Cancro al cervello: non lo causano i cellulari

Un nuovo studio, guidato dall’Australian Radiation and Nuclear Safety Agency (Arpansa) e pubblicato sulla rivista BMJ Open ha escluso ciò che da anni sembrava una certezza, ovvero il legame fra telefonia mobile e tumori al cervello.

Ken Karipidis dell’Arpansa responsabile della ricerca  dichiara: “I tassi di tumori cerebrali sono rimasti piuttosto stabili nei decenni e non sono aumentati tipi specifici di tumori cerebrali“.

Lo studio è stato finanziato dal governativo National Health and Medical Research Council e ha analizzato 16.800 pazienti australiani con età compresa fra i 20 e i 59 anni e si è giunti alla conclusione che l’incidenza di cancro al cervello è rimasta stabile tra il 1982 e il 2013.

Tra i 1993 e il 2002 è stato registrato un aumento nei casi di glioblastoma  ma si ritiene che ciò sia dovuto a miglioramenti diagnostici grazie alla tecnologia MRI.

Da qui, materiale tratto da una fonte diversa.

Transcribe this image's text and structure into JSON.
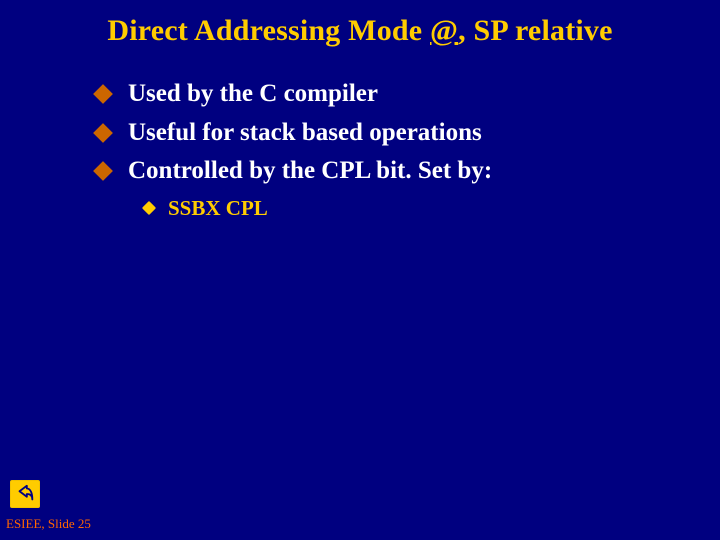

Karipidis dichiara: “Non vi sono stati aumenti in alcun tipo di tumore, inclusi il glioma e il glioblastoma, durante il periodo di sostanziale uso dei cellulari dal 2003 al 2013. Non vi è stato aumento di gliomi del lobo temporale, che è la posizione più esposta, durante il periodo di uso sostanziale di telefoni mobili“.

La conclusione è stata che anche se, negli ultimi cinque anni, i cellulari sono diventati più potenti, le reti si sono evolute migliorando la quantità di radiazioni emesse dai telefoni cellulari che invece è rimasta stabile.